A few days ago I came by chance upon an old number of an illustrated publication which made a rather brilliant start in London four or five years since, but died, I believe, not long after. It sprang up when there was a sudden rage in England for satirical portraits of eminent persons, and it really showed some skill and humor in this not very healthful or dignified department of art. This number of which I speak has a humorous cartoon called "Companions of the Bath," and representing a miscellaneous crowd of the celebrated men and women of the day enjoying a plunge in the waves at Havre, Dieppe, or some other French bathing-place.

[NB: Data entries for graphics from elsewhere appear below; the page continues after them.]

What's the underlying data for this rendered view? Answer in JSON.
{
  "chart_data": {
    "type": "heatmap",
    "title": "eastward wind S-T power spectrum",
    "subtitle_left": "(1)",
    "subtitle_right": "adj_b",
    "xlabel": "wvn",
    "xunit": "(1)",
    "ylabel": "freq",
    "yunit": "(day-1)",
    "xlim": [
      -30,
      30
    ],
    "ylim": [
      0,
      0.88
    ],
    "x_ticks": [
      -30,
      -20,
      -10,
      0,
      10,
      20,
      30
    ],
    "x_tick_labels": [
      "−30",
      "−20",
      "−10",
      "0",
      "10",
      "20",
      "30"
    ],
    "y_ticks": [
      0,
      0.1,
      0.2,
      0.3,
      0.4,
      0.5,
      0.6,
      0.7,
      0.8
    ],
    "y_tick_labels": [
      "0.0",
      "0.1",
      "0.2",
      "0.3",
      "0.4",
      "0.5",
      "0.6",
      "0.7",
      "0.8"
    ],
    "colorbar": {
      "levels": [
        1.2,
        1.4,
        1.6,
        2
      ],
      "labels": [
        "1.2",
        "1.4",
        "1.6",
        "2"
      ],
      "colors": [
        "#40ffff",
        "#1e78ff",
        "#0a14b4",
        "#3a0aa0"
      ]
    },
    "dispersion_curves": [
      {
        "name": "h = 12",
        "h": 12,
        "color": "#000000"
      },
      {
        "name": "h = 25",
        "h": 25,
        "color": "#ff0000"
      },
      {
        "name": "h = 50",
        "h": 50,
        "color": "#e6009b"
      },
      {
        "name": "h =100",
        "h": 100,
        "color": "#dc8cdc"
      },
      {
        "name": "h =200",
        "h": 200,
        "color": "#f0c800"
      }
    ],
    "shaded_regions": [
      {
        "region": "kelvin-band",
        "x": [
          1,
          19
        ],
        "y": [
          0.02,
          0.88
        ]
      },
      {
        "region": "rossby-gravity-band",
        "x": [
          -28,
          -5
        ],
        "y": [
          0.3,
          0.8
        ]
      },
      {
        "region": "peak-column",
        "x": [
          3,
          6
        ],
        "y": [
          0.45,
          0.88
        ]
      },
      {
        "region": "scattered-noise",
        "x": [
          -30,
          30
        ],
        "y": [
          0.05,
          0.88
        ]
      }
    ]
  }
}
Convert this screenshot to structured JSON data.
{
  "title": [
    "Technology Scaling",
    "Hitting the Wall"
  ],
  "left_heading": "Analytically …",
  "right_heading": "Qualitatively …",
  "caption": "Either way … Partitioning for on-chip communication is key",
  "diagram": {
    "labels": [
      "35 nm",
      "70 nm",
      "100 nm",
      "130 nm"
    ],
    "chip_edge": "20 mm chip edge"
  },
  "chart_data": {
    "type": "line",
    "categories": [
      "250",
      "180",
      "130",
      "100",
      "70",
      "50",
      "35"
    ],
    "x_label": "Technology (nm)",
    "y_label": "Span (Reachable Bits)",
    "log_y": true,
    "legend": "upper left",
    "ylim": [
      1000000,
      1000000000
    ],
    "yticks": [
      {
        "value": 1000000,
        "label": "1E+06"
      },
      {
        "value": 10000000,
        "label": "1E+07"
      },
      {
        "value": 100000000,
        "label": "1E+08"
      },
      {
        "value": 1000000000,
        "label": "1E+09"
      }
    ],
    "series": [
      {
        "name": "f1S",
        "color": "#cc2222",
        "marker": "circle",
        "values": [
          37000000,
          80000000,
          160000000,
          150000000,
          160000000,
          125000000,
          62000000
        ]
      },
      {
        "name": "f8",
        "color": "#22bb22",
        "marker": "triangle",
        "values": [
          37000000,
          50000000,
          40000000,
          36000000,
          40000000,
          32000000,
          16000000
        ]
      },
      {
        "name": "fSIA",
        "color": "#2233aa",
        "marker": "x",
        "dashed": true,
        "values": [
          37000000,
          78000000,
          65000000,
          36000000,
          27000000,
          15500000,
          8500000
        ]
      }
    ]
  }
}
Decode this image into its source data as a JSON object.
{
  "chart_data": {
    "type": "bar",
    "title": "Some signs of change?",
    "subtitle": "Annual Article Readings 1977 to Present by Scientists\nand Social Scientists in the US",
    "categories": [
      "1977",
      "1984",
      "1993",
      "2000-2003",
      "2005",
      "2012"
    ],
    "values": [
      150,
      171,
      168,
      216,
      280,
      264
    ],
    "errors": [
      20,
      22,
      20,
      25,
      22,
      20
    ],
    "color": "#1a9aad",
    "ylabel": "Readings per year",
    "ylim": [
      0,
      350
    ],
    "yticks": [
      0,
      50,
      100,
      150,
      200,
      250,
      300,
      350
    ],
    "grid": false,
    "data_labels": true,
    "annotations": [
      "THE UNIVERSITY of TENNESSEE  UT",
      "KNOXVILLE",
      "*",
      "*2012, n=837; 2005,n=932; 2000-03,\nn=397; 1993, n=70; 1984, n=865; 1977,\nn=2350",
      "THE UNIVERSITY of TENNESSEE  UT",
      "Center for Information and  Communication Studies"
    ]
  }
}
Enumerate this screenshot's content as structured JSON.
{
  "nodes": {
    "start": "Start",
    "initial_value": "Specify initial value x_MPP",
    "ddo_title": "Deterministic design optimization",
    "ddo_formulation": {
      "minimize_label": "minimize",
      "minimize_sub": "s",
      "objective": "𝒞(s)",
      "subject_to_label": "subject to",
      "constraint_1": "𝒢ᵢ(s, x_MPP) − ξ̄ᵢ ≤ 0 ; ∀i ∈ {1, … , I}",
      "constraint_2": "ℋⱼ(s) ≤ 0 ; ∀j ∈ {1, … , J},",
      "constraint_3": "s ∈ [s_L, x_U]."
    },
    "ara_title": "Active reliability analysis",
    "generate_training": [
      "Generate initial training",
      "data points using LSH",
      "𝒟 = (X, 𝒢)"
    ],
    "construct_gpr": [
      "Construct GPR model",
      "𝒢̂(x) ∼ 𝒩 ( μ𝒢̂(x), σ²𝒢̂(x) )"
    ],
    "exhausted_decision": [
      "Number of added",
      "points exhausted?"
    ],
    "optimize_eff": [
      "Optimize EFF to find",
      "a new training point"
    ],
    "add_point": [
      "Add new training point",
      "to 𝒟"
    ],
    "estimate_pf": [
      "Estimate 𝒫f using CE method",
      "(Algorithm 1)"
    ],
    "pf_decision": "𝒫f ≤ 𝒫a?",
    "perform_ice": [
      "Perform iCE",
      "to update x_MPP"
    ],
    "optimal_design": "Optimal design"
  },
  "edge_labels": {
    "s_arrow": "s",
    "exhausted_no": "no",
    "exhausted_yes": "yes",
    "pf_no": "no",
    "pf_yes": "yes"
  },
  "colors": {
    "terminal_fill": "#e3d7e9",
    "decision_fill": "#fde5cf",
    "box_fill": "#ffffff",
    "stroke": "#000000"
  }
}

There are Gladstone and Disraeli; burly Alexandre Dumas and small, fragile Swinburne; Tennyson and Longfellow; Christine Nilsson and Adelina Patti, the two latter looking very pretty in their tunics and caleçons. Most of the likenesses are good, and the attitudes are often characteristic and droll. Mr. Spurgeon flounders and puffs wildly in the waves; Gladstone cleaves his way sternly and earnestly; Mario floats with easy grace. One group at present attracts very special attention. It represents a big, heavy, gray-headed man, ungainly of appearance, whom a smaller personage, bald and neat, is pushing off a plank into the water. The smaller man is Dion Boucicault; the larger is Mr. Charles Reade. This was the time when Reade and Boucicault were working together in "Foul Play." The insinuation of the artist evidently was that Boucicault, always ready for any plunge into the waves of sensationalism, had to give a push to his hesitating companion in order to impel him to the decisive "header."